Paddy Long's, a bacon and beer bar in Chicago, uses about 700 pounds of the meat each week in items including "The Bomb," a $12.95 sandwich filled with spicy sausage, pork and beef wrapped in brown-sugar bacon and slow cooked on a pig roaster. Menu prices haven't gone up yet, although co-owner Pat Berger said he is considering it.

"We would never mess with the formula that's working at Paddy Long's," Berger said last month. "Bacon is what brings everybody in the door."

That's because bacon has the ideal combination of salt and fat, said Jennifer McLagan, the Toronto-based author of Fat: An Appreciation of a Misunderstood Ingredient, with Recipes. This year, 68.1 percent of all restaurants list bacon in at least one menu item, up from 62.4 percent in 2005, according to Datassential, a Chicago-based company that tracks U.S. trends.

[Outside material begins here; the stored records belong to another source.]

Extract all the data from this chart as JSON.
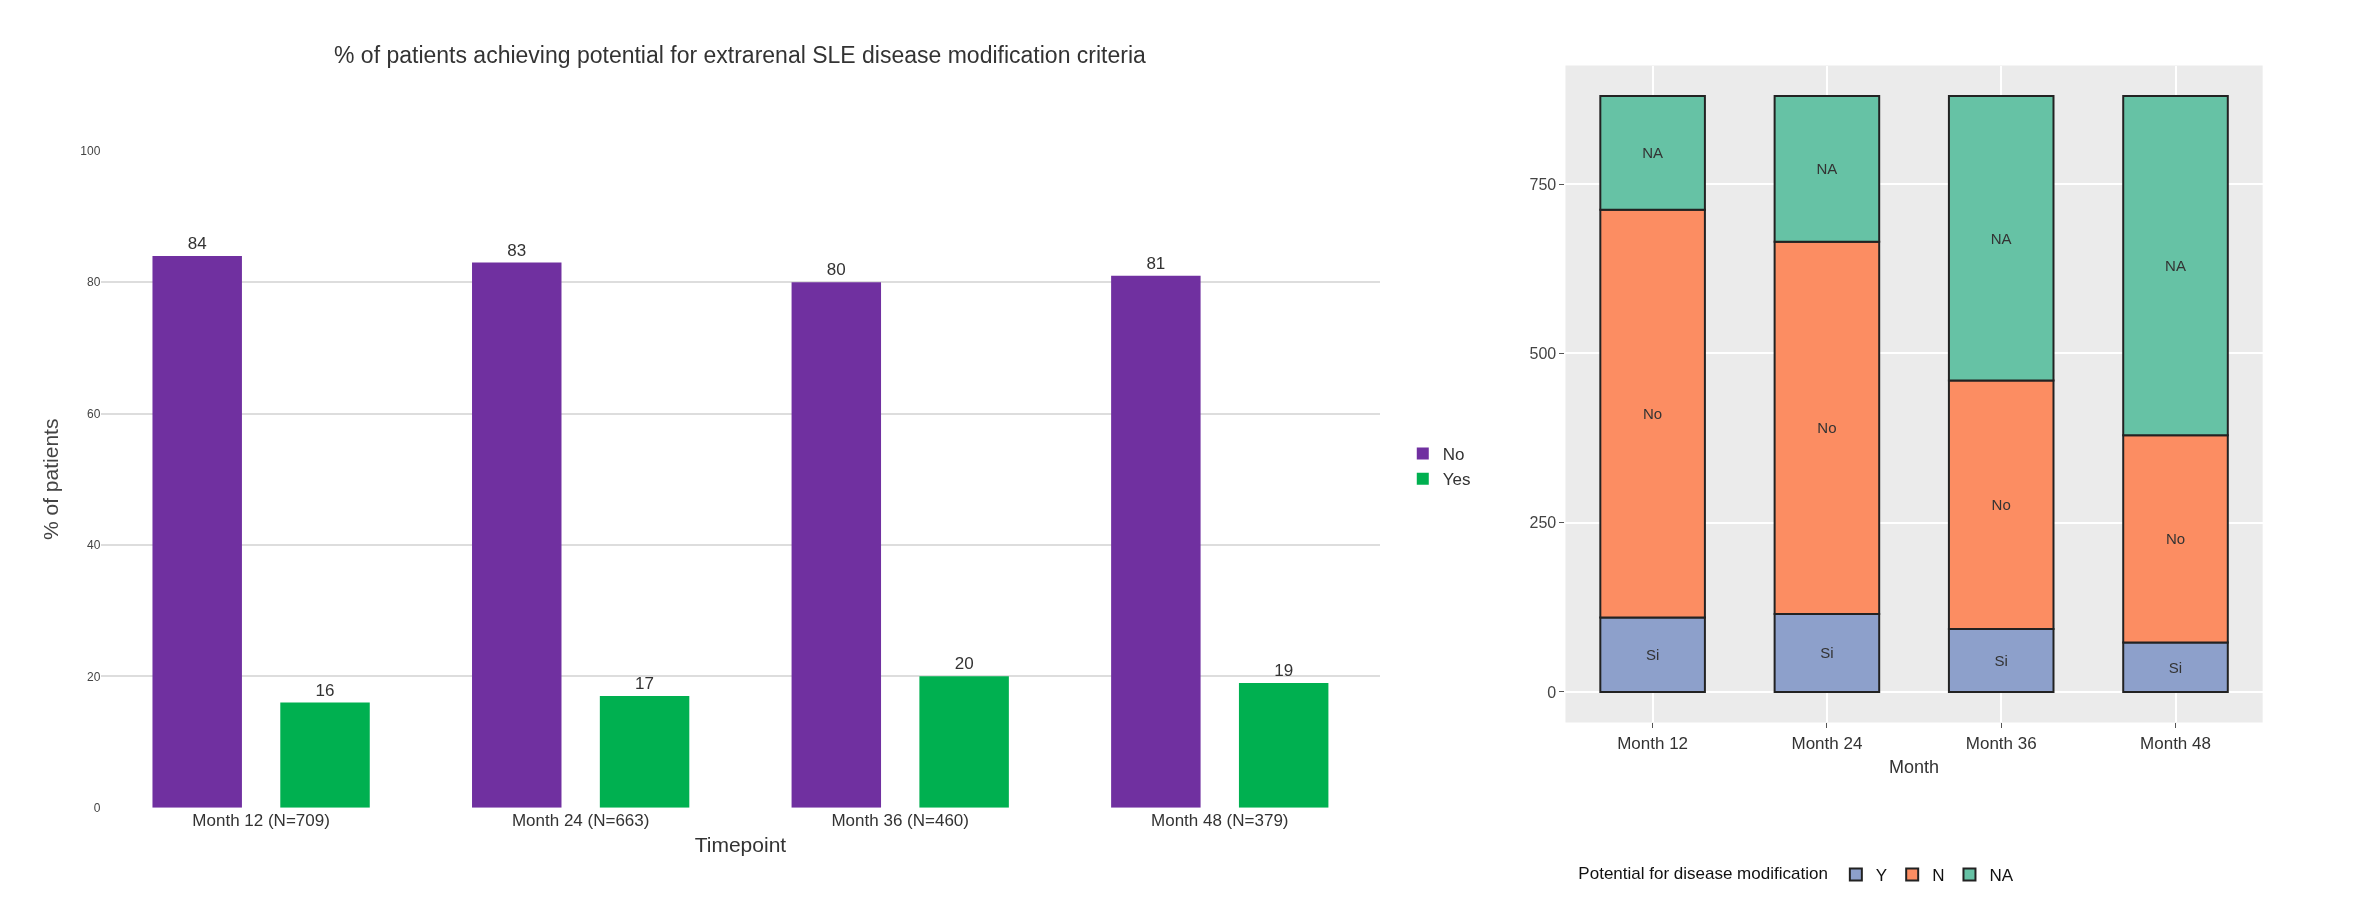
{
  "chart_data": [
    {
      "type": "bar",
      "title": "% of patients achieving potential for extrarenal SLE disease modification criteria",
      "xlabel": "Timepoint",
      "ylabel": "% of patients",
      "categories": [
        "Month 12 (N=709)",
        "Month 24 (N=663)",
        "Month 36 (N=460)",
        "Month 48 (N=379)"
      ],
      "series": [
        {
          "name": "No",
          "color": "#7030a0",
          "values": [
            84,
            83,
            80,
            81
          ]
        },
        {
          "name": "Yes",
          "color": "#00b050",
          "values": [
            16,
            17,
            20,
            19
          ]
        }
      ],
      "ylim": [
        0,
        100
      ],
      "yticks": [
        0,
        20,
        40,
        60,
        80,
        100
      ],
      "grid": "y",
      "legend": "right",
      "data_labels": true
    },
    {
      "type": "bar",
      "stacked": true,
      "xlabel": "Month",
      "legend_title": "Potential for disease modification",
      "categories": [
        "Month 12",
        "Month 24",
        "Month 36",
        "Month 48"
      ],
      "series": [
        {
          "name": "Y",
          "color": "#8da0cb",
          "values": [
            110,
            115,
            93,
            73
          ],
          "value_labels": [
            "Si",
            "Si",
            "Si",
            "Si"
          ]
        },
        {
          "name": "N",
          "color": "#fc8d62",
          "values": [
            602,
            550,
            367,
            306
          ],
          "value_labels": [
            "No",
            "No",
            "No",
            "No"
          ]
        },
        {
          "name": "NA",
          "color": "#66c2a5",
          "values": [
            168,
            215,
            420,
            501
          ],
          "value_labels": [
            "NA",
            "NA",
            "NA",
            "NA"
          ]
        }
      ],
      "ylim": [
        -45,
        925
      ],
      "yticks": [
        0,
        250,
        500,
        750
      ],
      "grid": true,
      "legend": "bottom"
    }
  ]
}
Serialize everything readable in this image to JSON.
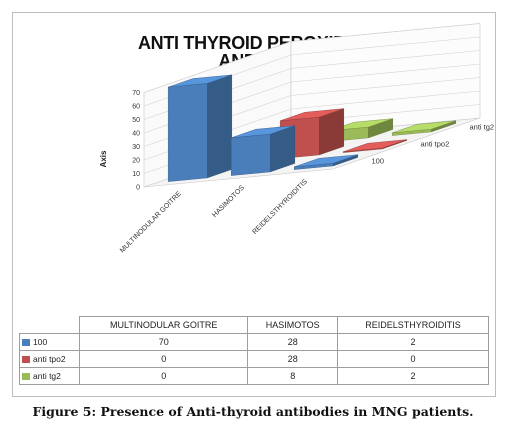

Pork production this year will drop 1.8 percent to 22.8 billion pounds, the USDA said July 11.

Output is likely to rebound as lower feed costs give producers an incentive to expand herds, Michael Swanson, senior agricultural economist at Wells Fargo & Co. in Minneapolis, said by phone July 22. Producers have raised hogs to heavier weights, helping to offset lower slaughter rates. Futures dropped 22 percent in July, and spot pork-belly prices are down 34 percent from their April highs.

Warehouses have stockpiled bacon, with frozen inventories in June reaching 84 million pounds, almost double the amount from a year earlier, USDA data show. The amount in freezers is still close to the 88 million pounds held in February, which was the largest amount since 2008.